The same alien species being mentioned is hopefully not a Missing Planets (Adipose nursery world, etc) level of Arc. But I doubt it's the last we'll hear of that.
These ostensibly-human two racers (when they saw the first tent, I was convinced it was another Satellite 5/Game Station game-show thing, and wasn't
too far wrong) not having heard of humans/Earth put them (probably) well into the future°, so the falling/melting Tim Shaw could easily have provoked a cultural grudge-match of epic proportions in the time since his contemporary visit to Sheffield. - Assuming that these weren't inexplicable parallelly-developed humanoids to yet be so close to be without the need for breaking out the latex and make-up.
We know Tim came from "5000 galaxies away", or thereabouts, so we're not entirely sure where(/when) the failed attempt to zero in on the TARDIS reached out to with the same equipment and some slightly confused Timelord Knowhow. Or at least Doctor knowhow, having claimed and proven proficiency in transporter technology, e.g. with the Dalek Asylum.
Another likely arc-cue is the talking bandages/stranglers¹. I think it is their taunting of the Doctor that knocked her resolve to survive to the point where it became fragile at the end. Some of what they said to her
might relate to the as-yet unresolved issue of Gallifrey (though I hope not) and links to her ep1 acknowledgement that she 'lost' all her family a long time ago, perhaps.
Ryan: No good balancing on a bike, does not like ladders, has good FPS experience (even if it doesn't help much) and might be the non-Doctor repository of random useful knowledge.
Yasmin:
Does have a loving family (father, certainly, and her sister just would
like her room, probably wouldn't kill her for it) so has more than just the tedious 'puppy-walking' phase of police-work to go back to (speaking of which, she's trusted to be the sole driver/oparator of a police patrol car. Maybe not qualified for full lone pursuits, but capable of more than the old-fashioned panda-cars…). So that revises my opinion.
Graham: Probably enjoying this the most? No job, back home, lost his love, has found more to life than he previously believed possible, even
after the chemo got him into remission. If the medpod gave him the Translator Implant (to see further use even
after the TARDIS can work its magic again?) and dealt with his exposure to vacuum (quicker than Ryan, though Ryan
had maybe still held his breath, and that's the wrong thing to do!) then could it have brought him even from the threat of its return? Or yet a plotpoint.
TARDIS: Not sure yet about the internal design. The external design is greener, amongst other things. Is it perhaps anything to do with (in-universe) homage to the
actual Sheffield police-box that was actually name-checked?

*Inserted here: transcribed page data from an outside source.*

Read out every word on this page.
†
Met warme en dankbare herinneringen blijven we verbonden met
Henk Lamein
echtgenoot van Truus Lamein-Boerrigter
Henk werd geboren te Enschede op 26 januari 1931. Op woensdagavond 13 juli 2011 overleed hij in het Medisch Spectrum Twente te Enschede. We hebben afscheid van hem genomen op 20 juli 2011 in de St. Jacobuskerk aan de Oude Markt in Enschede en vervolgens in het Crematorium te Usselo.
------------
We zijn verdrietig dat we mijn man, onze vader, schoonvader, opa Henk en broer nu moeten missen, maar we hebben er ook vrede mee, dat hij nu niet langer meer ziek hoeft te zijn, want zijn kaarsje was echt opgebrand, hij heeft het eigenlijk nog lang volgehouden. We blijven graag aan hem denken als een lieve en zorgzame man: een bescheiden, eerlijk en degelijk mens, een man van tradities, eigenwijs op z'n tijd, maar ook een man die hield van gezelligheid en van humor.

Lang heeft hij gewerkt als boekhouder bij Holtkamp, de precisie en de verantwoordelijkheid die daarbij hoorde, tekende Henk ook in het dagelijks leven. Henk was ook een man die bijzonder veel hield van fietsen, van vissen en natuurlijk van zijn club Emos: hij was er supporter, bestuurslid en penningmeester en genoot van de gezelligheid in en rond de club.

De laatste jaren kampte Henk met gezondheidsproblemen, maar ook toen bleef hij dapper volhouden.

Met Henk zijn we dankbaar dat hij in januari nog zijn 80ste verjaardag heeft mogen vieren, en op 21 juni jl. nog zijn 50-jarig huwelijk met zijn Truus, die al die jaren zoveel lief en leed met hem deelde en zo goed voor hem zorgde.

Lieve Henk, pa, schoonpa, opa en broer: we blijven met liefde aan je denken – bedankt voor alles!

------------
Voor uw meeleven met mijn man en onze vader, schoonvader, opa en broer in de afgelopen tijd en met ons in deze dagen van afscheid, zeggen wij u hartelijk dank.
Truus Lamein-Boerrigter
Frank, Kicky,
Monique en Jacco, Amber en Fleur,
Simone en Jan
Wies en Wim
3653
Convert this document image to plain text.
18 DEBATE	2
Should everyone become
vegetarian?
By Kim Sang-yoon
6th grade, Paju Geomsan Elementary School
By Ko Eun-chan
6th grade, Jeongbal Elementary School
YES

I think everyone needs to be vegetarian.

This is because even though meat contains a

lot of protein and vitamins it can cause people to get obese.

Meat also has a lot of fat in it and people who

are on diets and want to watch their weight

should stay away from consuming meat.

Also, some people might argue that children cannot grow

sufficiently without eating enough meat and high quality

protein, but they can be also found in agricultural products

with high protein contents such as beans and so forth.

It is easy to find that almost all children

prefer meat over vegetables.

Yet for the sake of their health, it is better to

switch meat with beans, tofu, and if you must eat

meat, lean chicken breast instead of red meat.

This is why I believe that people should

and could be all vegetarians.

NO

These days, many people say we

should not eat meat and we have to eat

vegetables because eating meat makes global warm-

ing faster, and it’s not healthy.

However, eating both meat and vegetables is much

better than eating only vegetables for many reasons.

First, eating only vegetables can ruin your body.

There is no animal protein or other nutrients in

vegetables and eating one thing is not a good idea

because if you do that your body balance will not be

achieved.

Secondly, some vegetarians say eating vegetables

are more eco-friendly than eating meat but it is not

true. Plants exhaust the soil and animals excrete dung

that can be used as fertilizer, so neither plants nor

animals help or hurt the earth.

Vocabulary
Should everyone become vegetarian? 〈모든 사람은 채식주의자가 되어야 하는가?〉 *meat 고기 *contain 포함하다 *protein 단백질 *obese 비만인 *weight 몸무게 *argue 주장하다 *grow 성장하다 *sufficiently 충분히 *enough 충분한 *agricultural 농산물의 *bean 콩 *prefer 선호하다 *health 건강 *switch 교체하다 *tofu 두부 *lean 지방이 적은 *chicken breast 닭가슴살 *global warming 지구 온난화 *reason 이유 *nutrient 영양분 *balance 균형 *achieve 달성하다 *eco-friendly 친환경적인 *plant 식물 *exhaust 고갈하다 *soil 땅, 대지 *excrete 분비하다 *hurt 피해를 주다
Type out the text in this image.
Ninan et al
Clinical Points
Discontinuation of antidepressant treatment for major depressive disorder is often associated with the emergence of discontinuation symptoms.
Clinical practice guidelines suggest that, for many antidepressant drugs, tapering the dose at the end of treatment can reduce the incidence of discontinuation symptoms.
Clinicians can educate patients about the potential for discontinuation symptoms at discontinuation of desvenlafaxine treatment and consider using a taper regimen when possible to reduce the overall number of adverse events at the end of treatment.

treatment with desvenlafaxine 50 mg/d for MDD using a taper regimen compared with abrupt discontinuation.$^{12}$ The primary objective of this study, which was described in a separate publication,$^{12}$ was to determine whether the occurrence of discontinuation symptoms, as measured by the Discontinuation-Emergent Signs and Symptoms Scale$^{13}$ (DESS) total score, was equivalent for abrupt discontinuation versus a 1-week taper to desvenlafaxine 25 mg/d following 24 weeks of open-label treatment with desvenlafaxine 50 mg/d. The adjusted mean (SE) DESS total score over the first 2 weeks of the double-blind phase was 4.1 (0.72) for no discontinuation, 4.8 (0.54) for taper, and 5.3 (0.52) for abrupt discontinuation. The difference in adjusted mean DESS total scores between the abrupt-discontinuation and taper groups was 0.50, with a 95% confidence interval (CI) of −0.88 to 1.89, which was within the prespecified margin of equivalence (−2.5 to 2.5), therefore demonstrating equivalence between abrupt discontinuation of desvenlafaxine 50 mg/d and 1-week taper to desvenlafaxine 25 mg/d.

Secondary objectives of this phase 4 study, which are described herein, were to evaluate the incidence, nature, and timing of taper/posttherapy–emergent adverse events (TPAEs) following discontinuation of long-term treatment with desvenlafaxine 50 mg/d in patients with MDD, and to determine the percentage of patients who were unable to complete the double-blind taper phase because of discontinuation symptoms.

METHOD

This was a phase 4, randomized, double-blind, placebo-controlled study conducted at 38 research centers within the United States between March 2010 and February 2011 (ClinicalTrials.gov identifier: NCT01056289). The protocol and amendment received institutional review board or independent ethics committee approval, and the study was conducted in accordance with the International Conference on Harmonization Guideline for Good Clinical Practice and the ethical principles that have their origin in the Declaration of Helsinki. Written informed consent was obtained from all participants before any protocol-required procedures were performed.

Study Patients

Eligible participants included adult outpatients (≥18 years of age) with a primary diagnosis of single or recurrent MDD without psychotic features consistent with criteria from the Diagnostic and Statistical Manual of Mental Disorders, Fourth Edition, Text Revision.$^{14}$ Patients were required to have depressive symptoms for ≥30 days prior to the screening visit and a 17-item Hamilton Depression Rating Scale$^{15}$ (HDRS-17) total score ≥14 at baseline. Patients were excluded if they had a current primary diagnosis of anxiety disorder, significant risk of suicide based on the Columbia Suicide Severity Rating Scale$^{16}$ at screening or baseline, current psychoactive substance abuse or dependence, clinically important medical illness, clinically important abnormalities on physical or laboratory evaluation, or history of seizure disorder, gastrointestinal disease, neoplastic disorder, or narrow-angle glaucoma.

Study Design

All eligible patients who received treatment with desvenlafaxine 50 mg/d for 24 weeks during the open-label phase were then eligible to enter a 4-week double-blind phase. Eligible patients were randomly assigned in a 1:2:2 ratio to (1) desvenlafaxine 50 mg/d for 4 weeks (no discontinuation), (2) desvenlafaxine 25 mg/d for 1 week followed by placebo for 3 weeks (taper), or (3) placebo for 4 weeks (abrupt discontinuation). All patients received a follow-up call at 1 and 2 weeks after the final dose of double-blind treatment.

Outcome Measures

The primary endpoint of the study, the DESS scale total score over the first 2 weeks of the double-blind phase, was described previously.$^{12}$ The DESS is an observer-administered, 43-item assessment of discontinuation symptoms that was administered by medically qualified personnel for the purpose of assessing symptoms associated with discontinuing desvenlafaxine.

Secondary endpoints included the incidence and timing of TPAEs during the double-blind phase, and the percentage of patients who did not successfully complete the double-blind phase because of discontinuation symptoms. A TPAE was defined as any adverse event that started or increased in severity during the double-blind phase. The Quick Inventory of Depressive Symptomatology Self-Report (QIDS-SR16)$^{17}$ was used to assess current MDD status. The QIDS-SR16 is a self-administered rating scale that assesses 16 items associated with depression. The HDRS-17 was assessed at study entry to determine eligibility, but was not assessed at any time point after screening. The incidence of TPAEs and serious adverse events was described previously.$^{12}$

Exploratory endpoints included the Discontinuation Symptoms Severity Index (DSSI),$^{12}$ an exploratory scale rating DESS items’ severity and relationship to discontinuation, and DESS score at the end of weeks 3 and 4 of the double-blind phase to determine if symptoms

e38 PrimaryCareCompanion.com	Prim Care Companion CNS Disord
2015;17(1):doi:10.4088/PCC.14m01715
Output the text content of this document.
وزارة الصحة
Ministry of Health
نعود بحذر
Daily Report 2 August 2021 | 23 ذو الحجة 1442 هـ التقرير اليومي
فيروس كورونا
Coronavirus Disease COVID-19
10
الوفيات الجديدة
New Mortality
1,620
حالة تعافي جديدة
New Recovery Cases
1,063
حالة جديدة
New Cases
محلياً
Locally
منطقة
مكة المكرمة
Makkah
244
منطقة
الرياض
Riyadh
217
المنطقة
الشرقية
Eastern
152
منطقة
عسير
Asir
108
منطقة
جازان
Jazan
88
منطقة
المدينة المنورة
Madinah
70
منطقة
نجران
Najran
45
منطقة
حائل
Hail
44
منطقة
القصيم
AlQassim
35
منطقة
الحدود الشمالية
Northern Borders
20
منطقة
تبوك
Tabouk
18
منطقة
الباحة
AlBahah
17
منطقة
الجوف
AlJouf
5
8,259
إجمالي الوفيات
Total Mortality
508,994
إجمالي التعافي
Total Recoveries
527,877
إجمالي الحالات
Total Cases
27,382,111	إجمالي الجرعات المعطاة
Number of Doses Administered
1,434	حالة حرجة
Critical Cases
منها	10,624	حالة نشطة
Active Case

Noting that while Classic Who TARDII tended to have internal doors divorced in design from the external doors (one always assumed an 'airlock' between the console room and the door that matched with the current/eternal external result of the chameleon circuit), and then NuWho had for a long while the inside of the door or inside of the main face with the door, now it's a full 3-sided-and-roof portico/porch 'add-on' to the inside. Interesting.
° Inconsistent with what we know about the End Of Time knowledge, among other less-far-future settings, unless it's in a relatively Dark Aged future/region where the ultimate origins of such obvious humaniforms is lost to most people, in an Asimovian Foundation Era sort of way.
¹ First impressions of
them is that they went after Mr Grumpy Paranoid Misanthropic Contestant, whateverhisnamewas, because of his SniperBot² injuries. A mix between the Black Spot of the pirate ship caper and the bandages of the Mummy On The Orient Express. I thought they might be targeting the injured, to help but misguidedly so. That they were 'sentient', viciously and obviously designed to taunt (except when their target was asleep and there was just one of them there?) didn't come out until later.
² How rubbish were they? If they were produced by the scientists who developed flesh-eating water and all the other horrors (I presume the poisoned air was just "background-level not particularly healthy, like a smog only without the particulates" dangerous, at least for the (short³) day that they were to suffer it) then they must have been a very basic attempt from the beginning of their development and/or hamstrung. Compare with the Raston Warrior Robot from the classic era! And the only one who got hit was the one who should have been best in a shooting-match. Call Of Duty excepted.
³ Potential plot point missed. The deadline was to reach the goal before the next day, I think, and then later we find the suns were setting quicker than they should, so that
might have introduced yet more urgency to the process. SFAIK, the night coming quicker was the only issue they had.